Our lives are like that of a hired hand,
2 like a worker who longs for the shade,
like a servant waiting to be paid.
3 I, too, have been assigned months of futility,
long and weary nights of misery.
4 Lying in bed, I think, ‘When will it be morning?’
But the night drags on, and I toss till dawn.
5 My body is covered with maggots and scabs.
My skin breaks open, oozing with pus.
Job Cries Out to God
6 “My days fly faster than a weaver’s shuttle.
They end without hope.
7 O God, remember that my life is but a breath,
and I will never again feel happiness.
8 You see me now, but not for long.
You will look for me, but I will be gone.
9 Just as a cloud dissipates and vanishes,
those who die[d] will not come back.
10 They are gone forever from their home—
never to be seen again.
11 “I cannot keep from speaking.
I must express my anguish.
My bitter soul must complain.
12 Am I a sea monster or a dragon
that you must place me under guard?
13 I think, ‘My bed will comfort me,
and sleep will ease my misery,’
14 but then you shatter me with dreams
and terrify me with visions.
15 I would rather be strangled—
rather die than suffer like this.
16 I hate my life and don’t want to go on living.
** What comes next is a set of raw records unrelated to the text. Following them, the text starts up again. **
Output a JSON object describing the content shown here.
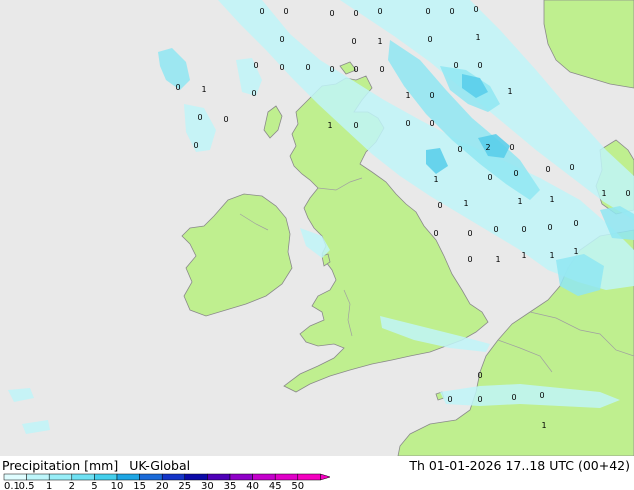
{
  "title": {
    "variable": "Precipitation [mm]",
    "model": "UK-Global"
  },
  "valid_time": "Th 01-01-2026 17..18 UTC (00+42)",
  "legend": {
    "labels": [
      "0.1",
      "0.5",
      "1",
      "2",
      "5",
      "10",
      "15",
      "20",
      "25",
      "30",
      "35",
      "40",
      "45",
      "50"
    ],
    "colors": [
      "#e0fdff",
      "#bef6fb",
      "#98eef8",
      "#6fe1f3",
      "#44cfec",
      "#1ea6e4",
      "#1a6ad8",
      "#1435c8",
      "#0b0aa8",
      "#4e00b8",
      "#8f00c8",
      "#c400cc",
      "#e000c8",
      "#f400c0"
    ]
  },
  "map_colors": {
    "sea": "#e9e9e9",
    "land": "#bfef8f",
    "coast": "#8a8a8a",
    "border": "#a0a0a0",
    "precip_light": "#bff4f8",
    "precip_mid": "#8fe6f2",
    "precip_heavy": "#56cdea"
  },
  "station_values": [
    {
      "v": "0"
    },
    {
      "v": "0"
    },
    {
      "v": "0"
    },
    {
      "v": "0"
    },
    {
      "v": "0"
    },
    {
      "v": "0"
    },
    {
      "v": "0"
    },
    {
      "v": "0"
    },
    {
      "v": "1"
    },
    {
      "v": "0"
    },
    {
      "v": "1"
    },
    {
      "v": "0"
    },
    {
      "v": "0"
    },
    {
      "v": "0"
    },
    {
      "v": "0"
    },
    {
      "v": "0"
    },
    {
      "v": "0"
    },
    {
      "v": "0"
    },
    {
      "v": "0"
    },
    {
      "v": "0"
    },
    {
      "v": "0"
    },
    {
      "v": "1"
    },
    {
      "v": "0"
    },
    {
      "v": "1"
    },
    {
      "v": "0"
    },
    {
      "v": "1"
    },
    {
      "v": "1"
    },
    {
      "v": "0"
    },
    {
      "v": "0"
    },
    {
      "v": "0"
    },
    {
      "v": "0"
    },
    {
      "v": "2"
    },
    {
      "v": "0"
    },
    {
      "v": "0"
    },
    {
      "v": "0"
    },
    {
      "v": "1"
    },
    {
      "v": "0"
    },
    {
      "v": "0"
    },
    {
      "v": "0"
    },
    {
      "v": "0"
    },
    {
      "v": "1"
    },
    {
      "v": "1"
    },
    {
      "v": "0"
    },
    {
      "v": "0"
    },
    {
      "v": "0"
    },
    {
      "v": "0"
    },
    {
      "v": "1"
    },
    {
      "v": "0"
    },
    {
      "v": "1"
    },
    {
      "v": "1"
    },
    {
      "v": "1"
    },
    {
      "v": "1"
    },
    {
      "v": "0"
    },
    {
      "v": "0"
    },
    {
      "v": "1"
    },
    {
      "v": "0"
    },
    {
      "v": "0"
    },
    {
      "v": "0"
    },
    {
      "v": "0"
    },
    {
      "v": "0"
    },
    {
      "v": "0"
    },
    {
      "v": "0"
    },
    {
      "v": "1"
    },
    {
      "v": "0"
    },
    {
      "v": "0"
    }
  ]
}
Oh, leave me alone for my few remaining days.
17 “What are people, that you should make so much of us,
that you should think of us so often?
18 For you examine us every morning
and test us every moment.
19 Why won’t you leave me alone,
at least long enough for me to swallow!
20 If I have sinned, what have I done to you,
O watcher of all humanity?
Why make me your target?
Am I a burden to you?[e]
21 Why not just forgive my sin
and take away my guilt?
For soon I will lie down in the dust and die.
When you look for me, I will be gone.”